Mario Lino Stanca’s ‘Circus of Pleasure and Pain’ is, as the title suggests, more strident and visceral. It’s theatrical, yes, but not in the usual sense. Limbs jerk at percussion, cymbals splashing like innards on a stone floor. It’s clear that we are the spectacle on show, unseen eyes watching us fall apart, joyously. An almost theremin-like tone adds a cartoonish wash to the show, a neat twist in tone; a palate-cleanser with acid. Nerthus follows with ‘Sweet Flesh’, glowing with bruises and digging underneath the muscle to scrape at the bones. There might be a voice at the end, or it could just be bubbling and seething. And finally, vÄäristymä returns with ‘Lord of Labyrinths’, a closing piece that resolves nothing, a limp across the boundaries of Earth and beyond, like listening to a machine from the bottom of the ocean.
What Codex of Pleasure and Pain understands – and what many adaptations miss – is that Hellraiser isn’t just about gore. There’s transcendence, violation, and pride. These pieces don’t just echo the film’s aesthetics; they explore its metaphysics. There’s none of the sickly exposition that plagues modern horror; it celebrates without ceremony and treats you with respect – no climax, no resolution, no catharsis. It’s the distilled essence.

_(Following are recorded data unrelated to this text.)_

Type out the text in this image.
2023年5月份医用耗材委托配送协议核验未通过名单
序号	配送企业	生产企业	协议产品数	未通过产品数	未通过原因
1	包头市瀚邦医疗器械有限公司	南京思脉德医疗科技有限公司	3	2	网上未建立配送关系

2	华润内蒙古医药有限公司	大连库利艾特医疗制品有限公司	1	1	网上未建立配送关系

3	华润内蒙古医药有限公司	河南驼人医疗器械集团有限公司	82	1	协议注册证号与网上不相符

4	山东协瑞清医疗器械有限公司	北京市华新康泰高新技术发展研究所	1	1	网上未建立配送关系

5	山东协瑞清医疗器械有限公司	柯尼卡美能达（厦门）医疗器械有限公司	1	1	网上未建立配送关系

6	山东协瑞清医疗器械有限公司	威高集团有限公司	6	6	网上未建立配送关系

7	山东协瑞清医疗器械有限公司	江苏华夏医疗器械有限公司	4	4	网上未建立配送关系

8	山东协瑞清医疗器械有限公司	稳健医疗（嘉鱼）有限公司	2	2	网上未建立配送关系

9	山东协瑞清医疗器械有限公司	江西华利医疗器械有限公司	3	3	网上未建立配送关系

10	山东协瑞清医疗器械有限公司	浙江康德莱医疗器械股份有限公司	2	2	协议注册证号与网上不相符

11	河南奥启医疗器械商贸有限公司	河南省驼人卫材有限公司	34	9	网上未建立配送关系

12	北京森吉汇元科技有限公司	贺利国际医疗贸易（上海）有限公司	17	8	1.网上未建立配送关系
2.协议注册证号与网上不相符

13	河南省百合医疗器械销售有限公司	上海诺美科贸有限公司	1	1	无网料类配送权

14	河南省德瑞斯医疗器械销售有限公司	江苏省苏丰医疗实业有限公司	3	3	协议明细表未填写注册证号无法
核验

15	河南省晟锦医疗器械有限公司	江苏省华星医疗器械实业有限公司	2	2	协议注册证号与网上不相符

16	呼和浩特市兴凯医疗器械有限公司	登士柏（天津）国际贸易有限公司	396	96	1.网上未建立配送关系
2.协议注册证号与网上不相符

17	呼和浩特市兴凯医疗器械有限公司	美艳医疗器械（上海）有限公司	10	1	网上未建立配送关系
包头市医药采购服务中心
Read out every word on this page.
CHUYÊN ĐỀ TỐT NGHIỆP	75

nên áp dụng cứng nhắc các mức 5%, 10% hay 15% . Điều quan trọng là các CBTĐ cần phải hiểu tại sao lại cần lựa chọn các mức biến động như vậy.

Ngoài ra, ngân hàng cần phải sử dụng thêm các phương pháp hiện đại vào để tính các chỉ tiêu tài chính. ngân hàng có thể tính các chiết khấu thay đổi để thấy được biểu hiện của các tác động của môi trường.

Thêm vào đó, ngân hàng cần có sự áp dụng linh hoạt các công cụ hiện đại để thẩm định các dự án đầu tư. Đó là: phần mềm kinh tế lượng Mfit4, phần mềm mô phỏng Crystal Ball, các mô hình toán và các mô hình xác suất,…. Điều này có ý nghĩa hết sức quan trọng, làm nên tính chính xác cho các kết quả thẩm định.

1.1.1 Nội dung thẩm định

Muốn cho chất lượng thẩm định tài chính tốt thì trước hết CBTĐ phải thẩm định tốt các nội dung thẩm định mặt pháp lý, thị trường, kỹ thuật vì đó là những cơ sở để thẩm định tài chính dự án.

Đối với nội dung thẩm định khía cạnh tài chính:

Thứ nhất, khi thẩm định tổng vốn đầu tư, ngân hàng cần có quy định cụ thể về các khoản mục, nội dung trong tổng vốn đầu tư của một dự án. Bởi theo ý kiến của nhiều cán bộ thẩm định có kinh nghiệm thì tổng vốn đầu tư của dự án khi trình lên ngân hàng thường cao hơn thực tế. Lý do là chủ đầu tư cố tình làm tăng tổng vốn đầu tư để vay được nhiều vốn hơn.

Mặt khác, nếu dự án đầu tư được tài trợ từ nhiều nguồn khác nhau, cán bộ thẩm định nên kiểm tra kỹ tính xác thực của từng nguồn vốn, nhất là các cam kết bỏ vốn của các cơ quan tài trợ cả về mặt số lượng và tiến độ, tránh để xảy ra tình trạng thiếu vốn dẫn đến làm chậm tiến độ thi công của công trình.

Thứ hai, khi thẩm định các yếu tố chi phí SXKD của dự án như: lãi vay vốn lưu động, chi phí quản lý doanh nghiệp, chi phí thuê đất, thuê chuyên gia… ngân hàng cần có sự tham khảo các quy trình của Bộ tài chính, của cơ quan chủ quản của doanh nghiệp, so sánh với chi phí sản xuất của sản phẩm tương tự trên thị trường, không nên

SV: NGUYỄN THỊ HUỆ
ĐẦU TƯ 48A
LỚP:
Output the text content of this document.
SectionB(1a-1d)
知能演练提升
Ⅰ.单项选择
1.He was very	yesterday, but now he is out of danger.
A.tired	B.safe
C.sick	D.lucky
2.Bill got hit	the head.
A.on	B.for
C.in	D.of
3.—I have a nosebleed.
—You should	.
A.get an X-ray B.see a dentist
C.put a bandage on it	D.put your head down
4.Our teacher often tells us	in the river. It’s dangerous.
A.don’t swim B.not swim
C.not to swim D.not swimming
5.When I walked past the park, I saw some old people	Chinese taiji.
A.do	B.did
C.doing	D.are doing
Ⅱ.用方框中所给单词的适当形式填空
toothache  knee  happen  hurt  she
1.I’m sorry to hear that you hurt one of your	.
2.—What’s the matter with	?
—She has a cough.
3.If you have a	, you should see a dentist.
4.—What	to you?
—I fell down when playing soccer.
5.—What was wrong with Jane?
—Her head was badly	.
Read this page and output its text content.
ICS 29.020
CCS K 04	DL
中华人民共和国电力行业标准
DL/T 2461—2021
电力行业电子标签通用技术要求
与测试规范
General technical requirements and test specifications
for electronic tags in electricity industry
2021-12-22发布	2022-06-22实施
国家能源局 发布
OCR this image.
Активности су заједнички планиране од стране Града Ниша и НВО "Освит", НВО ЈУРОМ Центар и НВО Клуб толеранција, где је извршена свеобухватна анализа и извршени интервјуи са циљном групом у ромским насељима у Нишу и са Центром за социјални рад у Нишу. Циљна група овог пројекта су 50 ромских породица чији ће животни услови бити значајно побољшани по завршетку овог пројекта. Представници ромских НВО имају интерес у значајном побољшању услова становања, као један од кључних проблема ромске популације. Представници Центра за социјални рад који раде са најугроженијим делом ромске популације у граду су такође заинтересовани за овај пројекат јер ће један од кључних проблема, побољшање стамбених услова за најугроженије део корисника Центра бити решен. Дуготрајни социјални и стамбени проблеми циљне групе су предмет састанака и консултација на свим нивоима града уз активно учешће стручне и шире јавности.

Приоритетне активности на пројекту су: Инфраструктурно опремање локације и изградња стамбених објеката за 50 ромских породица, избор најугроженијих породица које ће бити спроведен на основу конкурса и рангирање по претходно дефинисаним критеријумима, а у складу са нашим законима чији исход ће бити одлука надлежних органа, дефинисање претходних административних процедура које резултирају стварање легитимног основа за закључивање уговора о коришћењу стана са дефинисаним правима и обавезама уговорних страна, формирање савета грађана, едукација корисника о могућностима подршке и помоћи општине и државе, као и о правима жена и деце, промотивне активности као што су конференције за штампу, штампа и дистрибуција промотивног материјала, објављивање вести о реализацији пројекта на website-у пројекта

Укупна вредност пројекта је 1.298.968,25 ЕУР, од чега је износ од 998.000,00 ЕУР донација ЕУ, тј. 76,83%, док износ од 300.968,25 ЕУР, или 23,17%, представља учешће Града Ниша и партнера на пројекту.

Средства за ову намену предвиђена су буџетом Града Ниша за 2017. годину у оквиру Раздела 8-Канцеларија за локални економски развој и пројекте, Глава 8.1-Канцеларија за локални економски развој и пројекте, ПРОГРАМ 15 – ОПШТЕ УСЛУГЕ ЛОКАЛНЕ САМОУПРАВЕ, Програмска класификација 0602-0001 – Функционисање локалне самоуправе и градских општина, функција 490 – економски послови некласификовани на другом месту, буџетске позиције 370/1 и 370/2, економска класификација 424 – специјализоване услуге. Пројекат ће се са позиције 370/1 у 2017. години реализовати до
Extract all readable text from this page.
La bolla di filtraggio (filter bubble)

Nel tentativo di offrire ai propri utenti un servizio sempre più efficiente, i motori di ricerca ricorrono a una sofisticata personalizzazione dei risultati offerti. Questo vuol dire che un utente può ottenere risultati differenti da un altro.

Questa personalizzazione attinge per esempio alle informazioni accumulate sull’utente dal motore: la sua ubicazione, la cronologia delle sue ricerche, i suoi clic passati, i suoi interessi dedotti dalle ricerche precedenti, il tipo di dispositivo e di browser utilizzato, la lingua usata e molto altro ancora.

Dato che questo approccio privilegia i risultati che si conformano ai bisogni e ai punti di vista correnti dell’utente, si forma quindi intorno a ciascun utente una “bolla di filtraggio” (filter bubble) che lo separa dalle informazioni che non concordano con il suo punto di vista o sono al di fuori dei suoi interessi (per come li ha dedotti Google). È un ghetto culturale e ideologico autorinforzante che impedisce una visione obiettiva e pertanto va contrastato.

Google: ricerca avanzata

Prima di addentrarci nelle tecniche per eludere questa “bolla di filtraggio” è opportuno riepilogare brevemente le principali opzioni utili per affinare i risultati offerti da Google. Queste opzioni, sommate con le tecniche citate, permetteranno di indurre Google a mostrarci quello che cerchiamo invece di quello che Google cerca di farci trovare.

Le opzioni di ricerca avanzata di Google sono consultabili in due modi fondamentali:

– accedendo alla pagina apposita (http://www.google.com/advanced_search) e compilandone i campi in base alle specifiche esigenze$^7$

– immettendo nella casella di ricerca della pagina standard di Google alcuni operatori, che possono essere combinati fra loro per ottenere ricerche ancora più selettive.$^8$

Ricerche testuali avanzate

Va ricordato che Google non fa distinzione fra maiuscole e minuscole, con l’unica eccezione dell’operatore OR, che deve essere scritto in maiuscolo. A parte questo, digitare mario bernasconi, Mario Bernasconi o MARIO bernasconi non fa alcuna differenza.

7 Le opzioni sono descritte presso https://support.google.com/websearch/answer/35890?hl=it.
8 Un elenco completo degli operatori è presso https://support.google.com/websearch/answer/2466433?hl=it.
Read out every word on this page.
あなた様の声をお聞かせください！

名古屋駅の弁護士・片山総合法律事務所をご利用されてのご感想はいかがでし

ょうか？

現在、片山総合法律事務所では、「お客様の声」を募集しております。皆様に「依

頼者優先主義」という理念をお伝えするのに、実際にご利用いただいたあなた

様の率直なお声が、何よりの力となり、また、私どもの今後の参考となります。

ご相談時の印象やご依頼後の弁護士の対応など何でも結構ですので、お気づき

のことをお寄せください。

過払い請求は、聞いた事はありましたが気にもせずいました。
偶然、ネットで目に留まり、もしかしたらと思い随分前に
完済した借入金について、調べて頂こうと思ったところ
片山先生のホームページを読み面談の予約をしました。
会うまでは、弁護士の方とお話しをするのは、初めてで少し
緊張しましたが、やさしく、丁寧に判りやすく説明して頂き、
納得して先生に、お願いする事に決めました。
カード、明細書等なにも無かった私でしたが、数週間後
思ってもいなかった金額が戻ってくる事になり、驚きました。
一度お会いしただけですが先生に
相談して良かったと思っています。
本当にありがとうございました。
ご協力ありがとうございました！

What’s striking across the compilation is the absence of melodrama. There’s no overacting, no horror tropes, no cheap scares. These artists aren’t interested in shocking you. Barker’s universe has always been about transformation: of body, of desire, of perception. It doesn’t want to scare you. It wants to reconfigure you. Even the quieter moments, of which there are many, feel invasive. It’s the sound of something watching, waiting, knowing. ‘Codex of Pleasure and Pain’ doesn’t end – it persists.